Now it's time to test it out again.

  1. Click on Test to experience the initial load time. It is still the same speed as the query is still running initially.
  2. Select First Name, enter a value and click outside of the field. Notice the Working message disappears almost instantly. This will be the same for Last Name, Date of Birth and Phone Number. The form will now feel more responsive to the user.
  3. Finally, sort the grid by the Title column. Notice the Working message again appears for approximately a second. This is because the expensive query must be run in order to requery and sort the relevant data.

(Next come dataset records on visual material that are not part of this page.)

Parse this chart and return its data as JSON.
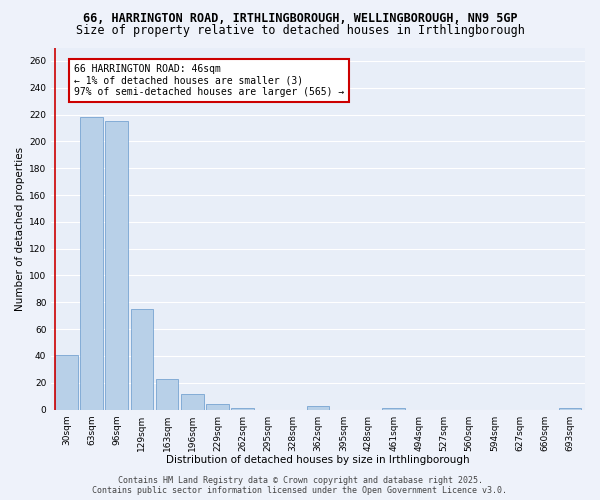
{
  "title_line1": "66, HARRINGTON ROAD, IRTHLINGBOROUGH, WELLINGBOROUGH, NN9 5GP",
  "title_line2": "Size of property relative to detached houses in Irthlingborough",
  "xlabel": "Distribution of detached houses by size in Irthlingborough",
  "ylabel": "Number of detached properties",
  "bar_color": "#b8d0e8",
  "bar_edge_color": "#6699cc",
  "background_color": "#e8eef8",
  "grid_color": "#ffffff",
  "annotation_box_text": "66 HARRINGTON ROAD: 46sqm\n← 1% of detached houses are smaller (3)\n97% of semi-detached houses are larger (565) →",
  "annotation_box_color": "#ffffff",
  "annotation_box_edge": "#cc0000",
  "categories": [
    "30sqm",
    "63sqm",
    "96sqm",
    "129sqm",
    "163sqm",
    "196sqm",
    "229sqm",
    "262sqm",
    "295sqm",
    "328sqm",
    "362sqm",
    "395sqm",
    "428sqm",
    "461sqm",
    "494sqm",
    "527sqm",
    "560sqm",
    "594sqm",
    "627sqm",
    "660sqm",
    "693sqm"
  ],
  "values": [
    41,
    218,
    215,
    75,
    23,
    12,
    4,
    1,
    0,
    0,
    3,
    0,
    0,
    1,
    0,
    0,
    0,
    0,
    0,
    0,
    1
  ],
  "ylim": [
    0,
    270
  ],
  "yticks": [
    0,
    20,
    40,
    60,
    80,
    100,
    120,
    140,
    160,
    180,
    200,
    220,
    240,
    260
  ],
  "footer_line1": "Contains HM Land Registry data © Crown copyright and database right 2025.",
  "footer_line2": "Contains public sector information licensed under the Open Government Licence v3.0.",
  "title_fontsize": 8.5,
  "subtitle_fontsize": 8.5,
  "axis_label_fontsize": 7.5,
  "tick_fontsize": 6.5,
  "footer_fontsize": 6.0,
  "annotation_fontsize": 7.0
}
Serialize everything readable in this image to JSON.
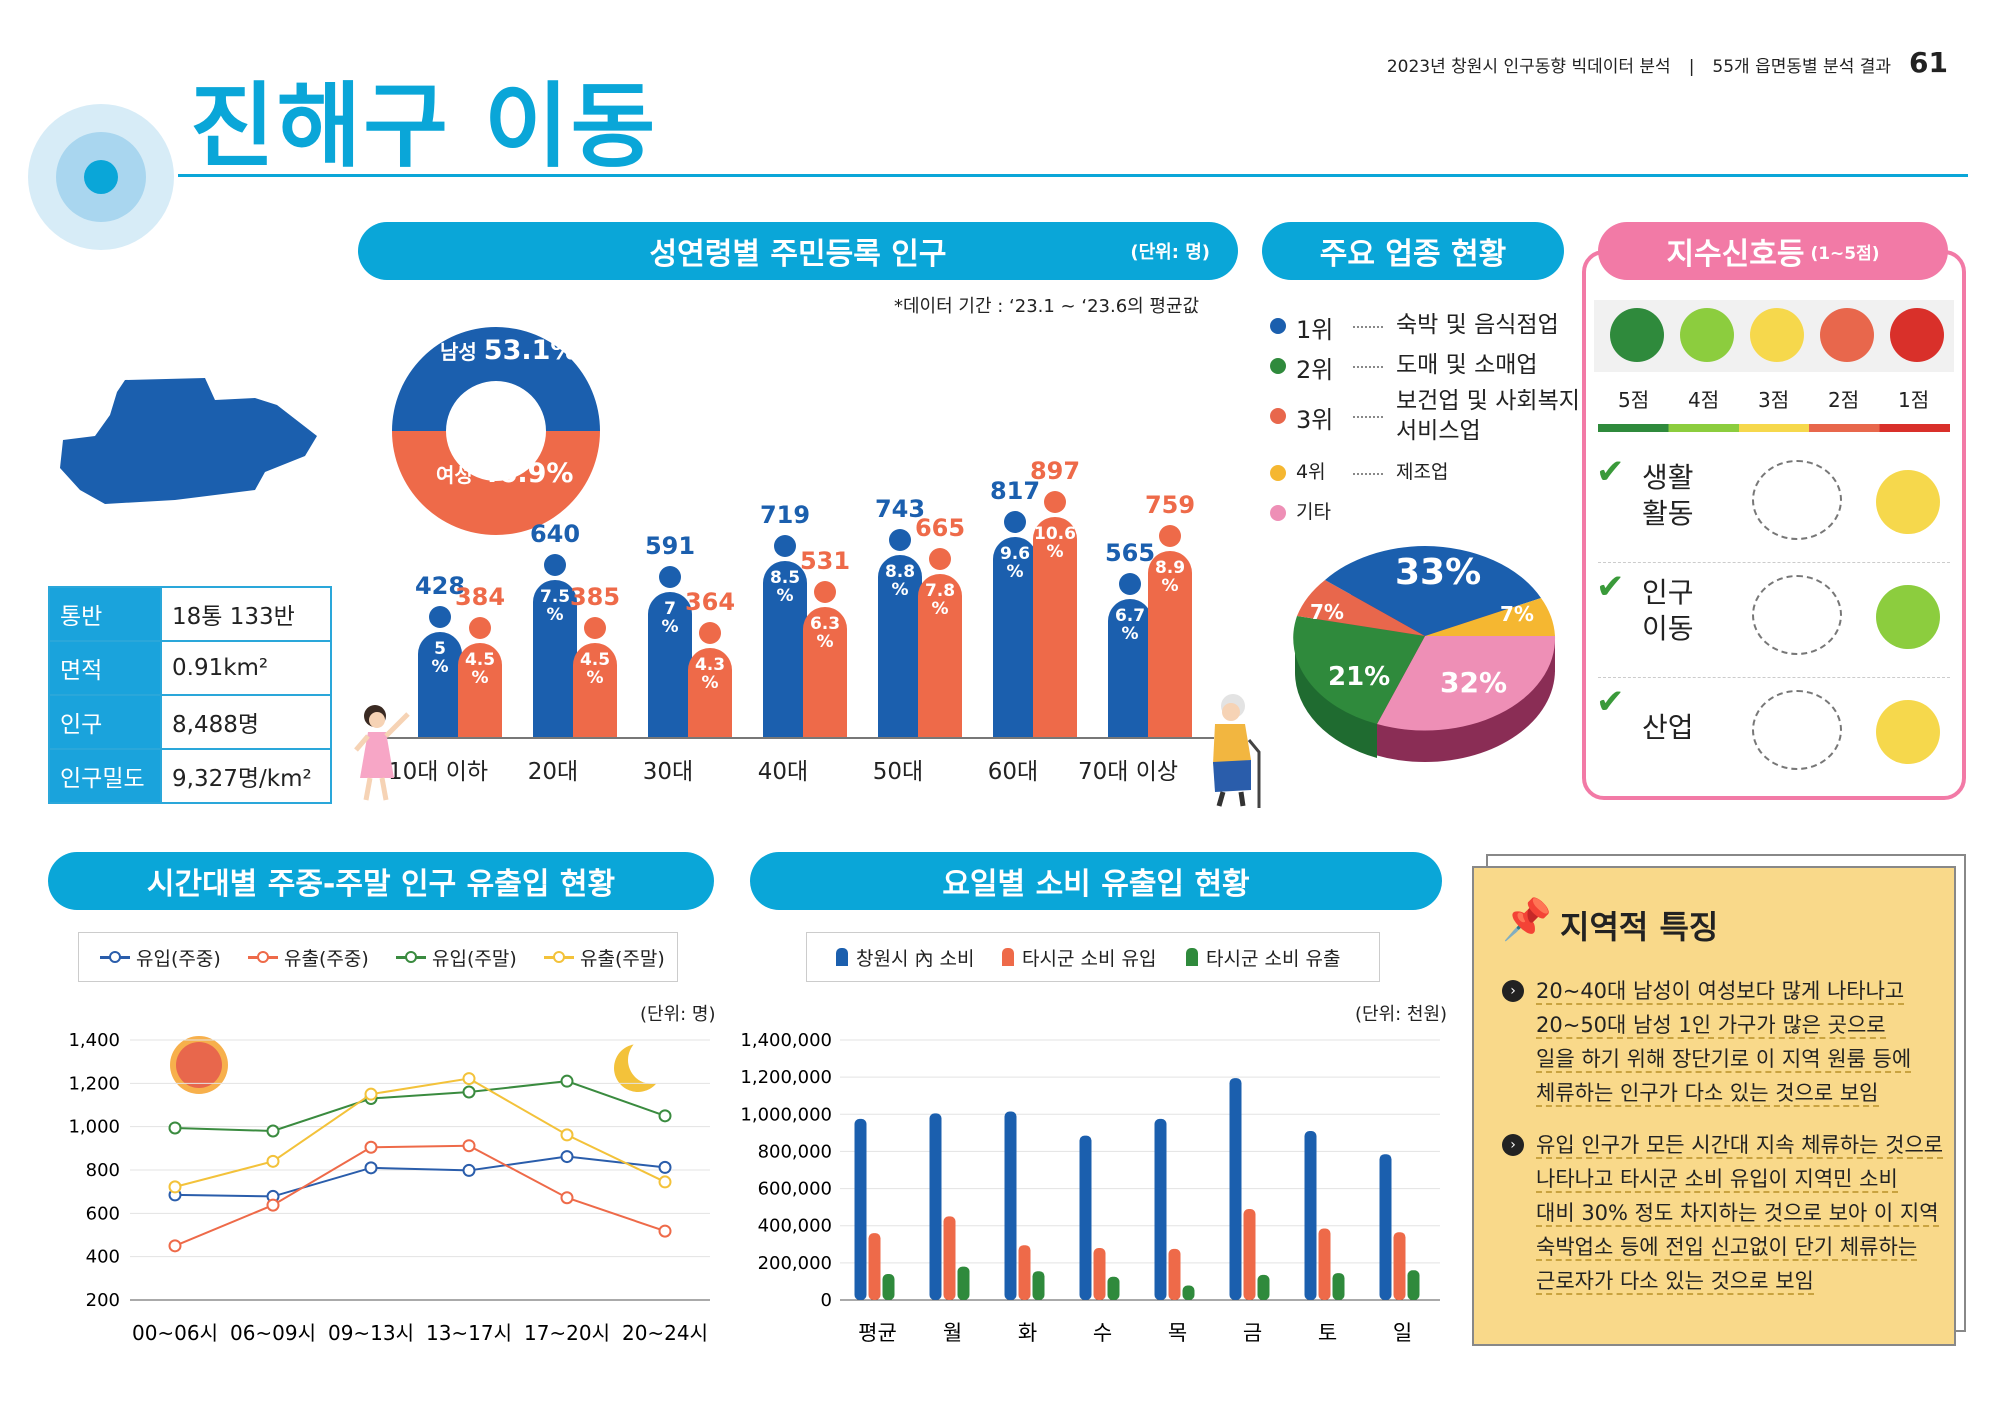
{
  "header": {
    "title": "진해구 이동",
    "report": "2023년 창원시 인구동향 빅데이터 분석",
    "sep": "|",
    "section": "55개 읍면동별 분석 결과",
    "page": "61"
  },
  "info": {
    "rows": [
      {
        "k": "통반",
        "v": "18통 133반"
      },
      {
        "k": "면적",
        "v": "0.91km²"
      },
      {
        "k": "인구",
        "v": "8,488명"
      },
      {
        "k": "인구밀도",
        "v": "9,327명/km²"
      }
    ]
  },
  "age_chart": {
    "title": "성연령별 주민등록 인구",
    "unit": "(단위: 명)",
    "note": "*데이터 기간 : ‘23.1 ~ ‘23.6의 평균값",
    "donut": {
      "male_label": "남성",
      "male_pct": "53.1%",
      "female_label": "여성",
      "female_pct": "46.9%"
    }
  },
  "industry": {
    "title": "주요 업종 현황",
    "items": [
      {
        "rank": "1위",
        "name": "숙박 및 음식점업",
        "color": "#1b5fae"
      },
      {
        "rank": "2위",
        "name": "도매 및 소매업",
        "color": "#2f8a3c"
      },
      {
        "rank": "3위",
        "name": "보건업 및 사회복지\n서비스업",
        "color": "#e8674c"
      },
      {
        "rank": "4위",
        "name": "제조업",
        "color": "#f5b731"
      },
      {
        "rank": "기타",
        "name": "",
        "color": "#ee8fb6"
      }
    ],
    "pie_labels": [
      "33%",
      "7%",
      "32%",
      "21%",
      "7%"
    ]
  },
  "signal": {
    "title": "지수신호등",
    "range": "(1~5점)",
    "scores": [
      "5점",
      "4점",
      "3점",
      "2점",
      "1점"
    ],
    "items": [
      {
        "label": "생활\n활동"
      },
      {
        "label": "인구\n이동"
      },
      {
        "label": "산업"
      }
    ]
  },
  "time_chart": {
    "title": "시간대별 주중-주말 인구 유출입 현황",
    "unit": "(단위: 명)",
    "legend": [
      "유입(주중)",
      "유출(주중)",
      "유입(주말)",
      "유출(주말)"
    ]
  },
  "day_chart": {
    "title": "요일별 소비 유출입 현황",
    "unit": "(단위: 천원)",
    "legend": [
      "창원시 內 소비",
      "타시군 소비 유입",
      "타시군 소비 유출"
    ]
  },
  "features": {
    "title": "지역적 특징",
    "p1": [
      "20~40대 남성이 여성보다 많게 나타나고",
      "20~50대 남성 1인 가구가 많은 곳으로",
      "일을 하기 위해 장단기로 이 지역 원룸 등에",
      "체류하는 인구가 다소 있는 것으로 보임"
    ],
    "p2": [
      "유입 인구가 모든 시간대 지속 체류하는 것으로",
      "나타나고 타시군 소비 유입이 지역민 소비",
      "대비 30% 정도 차지하는 것으로 보아 이 지역",
      "숙박업소 등에 전입 신고없이 단기 체류하는",
      "근로자가 다소 있는 것으로 보임"
    ]
  },
  "chart_data": [
    {
      "type": "bar",
      "title": "성연령별 주민등록 인구",
      "categories": [
        "10대 이하",
        "20대",
        "30대",
        "40대",
        "50대",
        "60대",
        "70대 이상"
      ],
      "series": [
        {
          "name": "남성",
          "values": [
            428,
            640,
            591,
            719,
            743,
            817,
            565
          ],
          "pct": [
            "5\n%",
            "7.5\n%",
            "7\n%",
            "8.5\n%",
            "8.8\n%",
            "9.6\n%",
            "6.7\n%"
          ],
          "color": "#1b5fae"
        },
        {
          "name": "여성",
          "values": [
            384,
            385,
            364,
            531,
            665,
            897,
            759
          ],
          "pct": [
            "4.5\n%",
            "4.5\n%",
            "4.3\n%",
            "6.3\n%",
            "7.8\n%",
            "10.6\n%",
            "8.9\n%"
          ],
          "color": "#ee6a49"
        }
      ]
    },
    {
      "type": "pie",
      "title": "주요 업종 현황",
      "categories": [
        "1위",
        "2위",
        "3위",
        "4위",
        "기타"
      ],
      "values": [
        33,
        21,
        7,
        7,
        32
      ]
    },
    {
      "type": "line",
      "title": "시간대별 주중-주말 인구 유출입 현황",
      "categories": [
        "00~06시",
        "06~09시",
        "09~13시",
        "13~17시",
        "17~20시",
        "20~24시"
      ],
      "ylim": [
        200,
        1400
      ],
      "yticks": [
        "1,400",
        "1,200",
        "1,000",
        "800",
        "600",
        "400",
        "200"
      ],
      "series": [
        {
          "name": "유입(주중)",
          "values": [
            685,
            678,
            810,
            798,
            862,
            812
          ],
          "color": "#2a5dab"
        },
        {
          "name": "유출(주중)",
          "values": [
            450,
            638,
            905,
            912,
            672,
            518
          ],
          "color": "#ee6a49"
        },
        {
          "name": "유입(주말)",
          "values": [
            994,
            980,
            1130,
            1160,
            1210,
            1050
          ],
          "color": "#3a8b3f"
        },
        {
          "name": "유출(주말)",
          "values": [
            722,
            840,
            1150,
            1222,
            962,
            745
          ],
          "color": "#f3c23a"
        }
      ]
    },
    {
      "type": "bar",
      "title": "요일별 소비 유출입 현황",
      "categories": [
        "평균",
        "월",
        "화",
        "수",
        "목",
        "금",
        "토",
        "일"
      ],
      "ylim": [
        0,
        1400000
      ],
      "yticks": [
        "1,400,000",
        "1,200,000",
        "1,000,000",
        "800,000",
        "600,000",
        "400,000",
        "200,000",
        "0"
      ],
      "series": [
        {
          "name": "창원시 內 소비",
          "values": [
            975000,
            1005000,
            1015000,
            885000,
            975000,
            1195000,
            910000,
            785000
          ],
          "color": "#1b5fae"
        },
        {
          "name": "타시군 소비 유입",
          "values": [
            360000,
            450000,
            295000,
            280000,
            275000,
            490000,
            385000,
            365000
          ],
          "color": "#ee6a49"
        },
        {
          "name": "타시군 소비 유출",
          "values": [
            140000,
            180000,
            155000,
            125000,
            78000,
            135000,
            145000,
            160000
          ],
          "color": "#2f8a3c"
        }
      ]
    }
  ]
}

Debugging Interface Errors

Interface errors fall into two main categories: syntactical and data based. Syntactical errors prevent the rendering of the interface in the interface designer and are easy to spot. Data based errors may only occur after interfaces have been released to users and are used in previously untested ways. As with performance based issues, the first step to debugging any interface is to use the Interface Designer.

Data Based Errors

The first step in solving runtime interface errors is to uncover them. Most are hopefully caught during testing, but occasionally the errors are not discovered until they hit production. Fortunately, Appian provides a new log capturing all sail errors. This log is parsed by the Appian Health Check which will return a high risk if the environment is marked as production.

The log provides the object's Design Object Name, Design Object Type, Application Name, and Error Message. Using this information the next step is to attempt to reproduce the error in a lower environment. If a staging environment exists with data matching production, this can ease in the error identification.

  1. Using the Error Message locate the relevant rule throwing the error.
  2. Use the Test button to test the interface with a representative input.

Debugging Techniques

Below is a list of techniques used to perform debugging within a SAIL interface:

  • Comment out sections to diagnose only the specific section throwing the error.
  • Pass data into interfaces and expressions using rule inputs as opposed to referencing domains like  rv!, pv!, and rf!. Look at the local variable values using the local variable viewer.
  • If needed, temporarily add additional local variables to observe the evaluations/values used in nested rules or other nested local variable evaluations.